Karl Hess heard the crackling of dried leaves and twigs in the bush behind him but did not turn at the sound. All his attention was focused on the little ring of bright green light and the wounded man writhing at the centre of the illuminated picture.

‘Karl, is that you?' Hess heard the Russian whisper from behind him, confirming his guess.

‘Be quiet and stay down.' Hess hissed back. He had lowered the folding metal legs of the rifle's bipod to give him extra stability and now he gently swivelled the weapon's barrel to the left so he could view the gate in the high wooden fence. That was where the enemy would come from, at a rush and probably with covering fire. He traversed back to the wounded man. He was safe from random fire, having edged his body behind the trunk of a stout leadwood. Only the rifle barrel and the bare minimum of his skull were exposed to fire.

‘I suppose you know that we should leave now,' Orlov whispered again, ignoring the hunter's rebuke. Orlov crawled forward on his belly until his face was only centimetres from Hess's left boot.

‘Where are the others?' Hess asked, blinking away
sweat that was running from under the hot woollen cap into his eyes.
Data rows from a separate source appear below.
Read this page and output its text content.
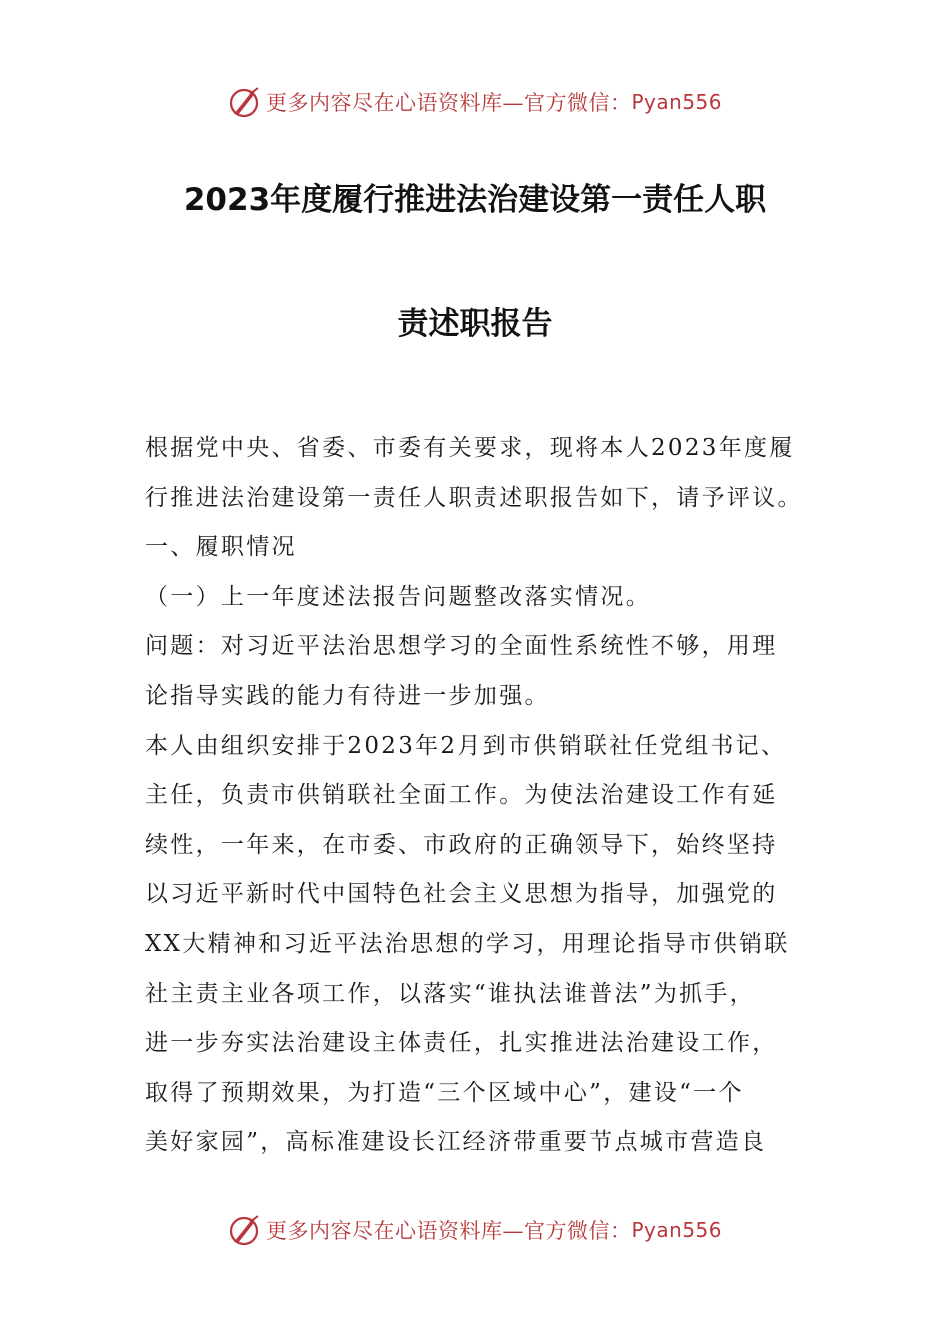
更多内容尽在心语资料库—官方微信： Pyan556
2023年度履行推进法治建设第一责任人职
责述职报告
根据党中央、省委、市委有关要求，现将本人2023年度履
行推进法治建设第一责任人职责述职报告如下，请予评议。
一、履职情况
（一）上一年度述法报告问题整改落实情况。
问题：对习近平法治思想学习的全面性系统性不够，用理
论指导实践的能力有待进一步加强。
本人由组织安排于2023年2月到市供销联社任党组书记、
主任，负责市供销联社全面工作。为使法治建设工作有延
续性，一年来，在市委、市政府的正确领导下，始终坚持
以习近平新时代中国特色社会主义思想为指导，加强党的
XX大精神和习近平法治思想的学习，用理论指导市供销联
社主责主业各项工作，以落实“谁执法谁普法”为抓手，
进一步夯实法治建设主体责任，扎实推进法治建设工作，
取得了预期效果，为打造“三个区域中心”，建设“一个
美好家园”，高标准建设长江经济带重要节点城市营造良
更多内容尽在心语资料库—官方微信： Pyan556
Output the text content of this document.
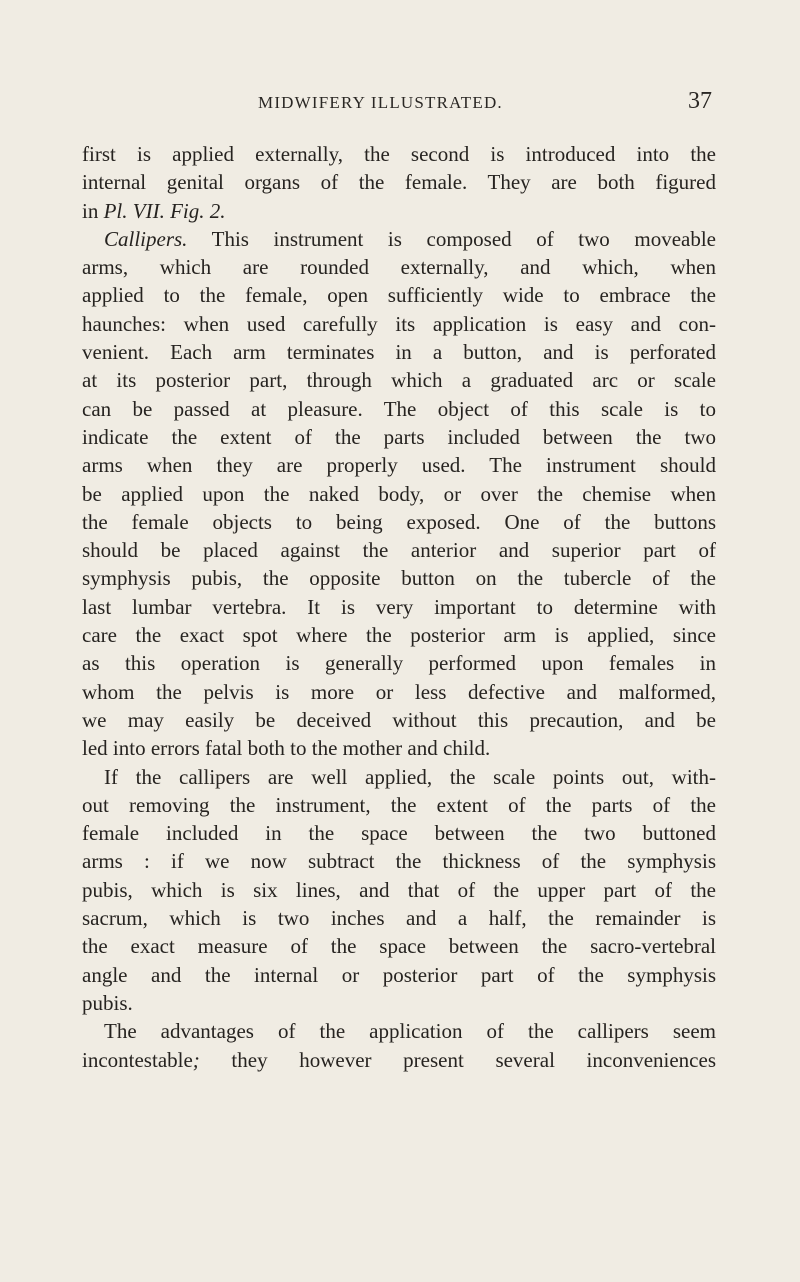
MIDWIFERY ILLUSTRATED.	37
first is applied externally, the second is introduced into the
internal genital organs of the female. They are both figured
in Pl. VII. Fig. 2.
Callipers. This instrument is composed of two moveable
arms, which are rounded externally, and which, when
applied to the female, open sufficiently wide to embrace the
haunches: when used carefully its application is easy and con-
venient. Each arm terminates in a button, and is perforated
at its posterior part, through which a graduated arc or scale
can be passed at pleasure. The object of this scale is to
indicate the extent of the parts included between the two
arms when they are properly used. The instrument should
be applied upon the naked body, or over the chemise when
the female objects to being exposed. One of the buttons
should be placed against the anterior and superior part of
symphysis pubis, the opposite button on the tubercle of the
last lumbar vertebra. It is very important to determine with
care the exact spot where the posterior arm is applied, since
as this operation is generally performed upon females in
whom the pelvis is more or less defective and malformed,
we may easily be deceived without this precaution, and be
led into errors fatal both to the mother and child.
If the callipers are well applied, the scale points out, with-
out removing the instrument, the extent of the parts of the
female included in the space between the two buttoned
arms : if we now subtract the thickness of the symphysis
pubis, which is six lines, and that of the upper part of the
sacrum, which is two inches and a half, the remainder is
the exact measure of the space between the sacro-vertebral
angle and the internal or posterior part of the symphysis
pubis.
The advantages of the application of the callipers seem
incontestable; they however present several inconveniences
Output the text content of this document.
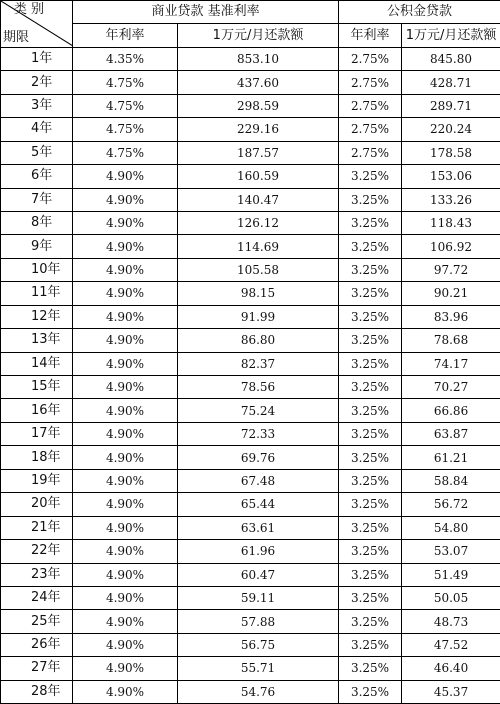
类 别
期限	商业贷款 基准利率		公积金贷款	
	年利率	1万元/月还款额	年利率	1万元/月还款额
1年	4.35%	853.10	2.75%	845.80
2年	4.75%	437.60	2.75%	428.71
3年	4.75%	298.59	2.75%	289.71
4年	4.75%	229.16	2.75%	220.24
5年	4.75%	187.57	2.75%	178.58
6年	4.90%	160.59	3.25%	153.06
7年	4.90%	140.47	3.25%	133.26
8年	4.90%	126.12	3.25%	118.43
9年	4.90%	114.69	3.25%	106.92
10年	4.90%	105.58	3.25%	97.72
11年	4.90%	98.15	3.25%	90.21
12年	4.90%	91.99	3.25%	83.96
13年	4.90%	86.80	3.25%	78.68
14年	4.90%	82.37	3.25%	74.17
15年	4.90%	78.56	3.25%	70.27
16年	4.90%	75.24	3.25%	66.86
17年	4.90%	72.33	3.25%	63.87
18年	4.90%	69.76	3.25%	61.21
19年	4.90%	67.48	3.25%	58.84
20年	4.90%	65.44	3.25%	56.72
21年	4.90%	63.61	3.25%	54.80
22年	4.90%	61.96	3.25%	53.07
23年	4.90%	60.47	3.25%	51.49
24年	4.90%	59.11	3.25%	50.05
25年	4.90%	57.88	3.25%	48.73
26年	4.90%	56.75	3.25%	47.52
27年	4.90%	55.71	3.25%	46.40
28年	4.90%	54.76	3.25%	45.37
‘I've left them back where we stopped. The poachers have no stomach for this fight. I've told Klaus to shoot them if they try to leave without us, but we can't wait here all night, Karl.' Orlov eased himself forward further until he was next to Hess and peered around the opposite side of the tree trunk. ‘Look! The gate!'

‘Here he comes, stay down!' Hess said.

On cue, the heavy wooden gate swung open and a rattling barrage of gunfire spewed from the narrow gap.

Orlov ground his face into the dirt as yellow muzzle flashes lit up the night and bullets zinged in the air above him. Every now and then an arcing trail of bright green tracer flashed across the periphery of his vision, like the tail of a low-trajectory skyrocket.

Hess remained motionless amid the hubbub and allowed himself a small smile as a darting figure entered his narrow field of vision from the left, just as he had expected. It was a European man, clad like a tourist in shorts and a short-sleeved shirt. He raced to the wounded ranger and bent to grab the man under the arms.

Shifting his aim, Hess placed the crosshairs on the standing man's head and started to squeeze the trigger. Suddenly, the image in the night sight was gone, blasted away by a blinding burst of light.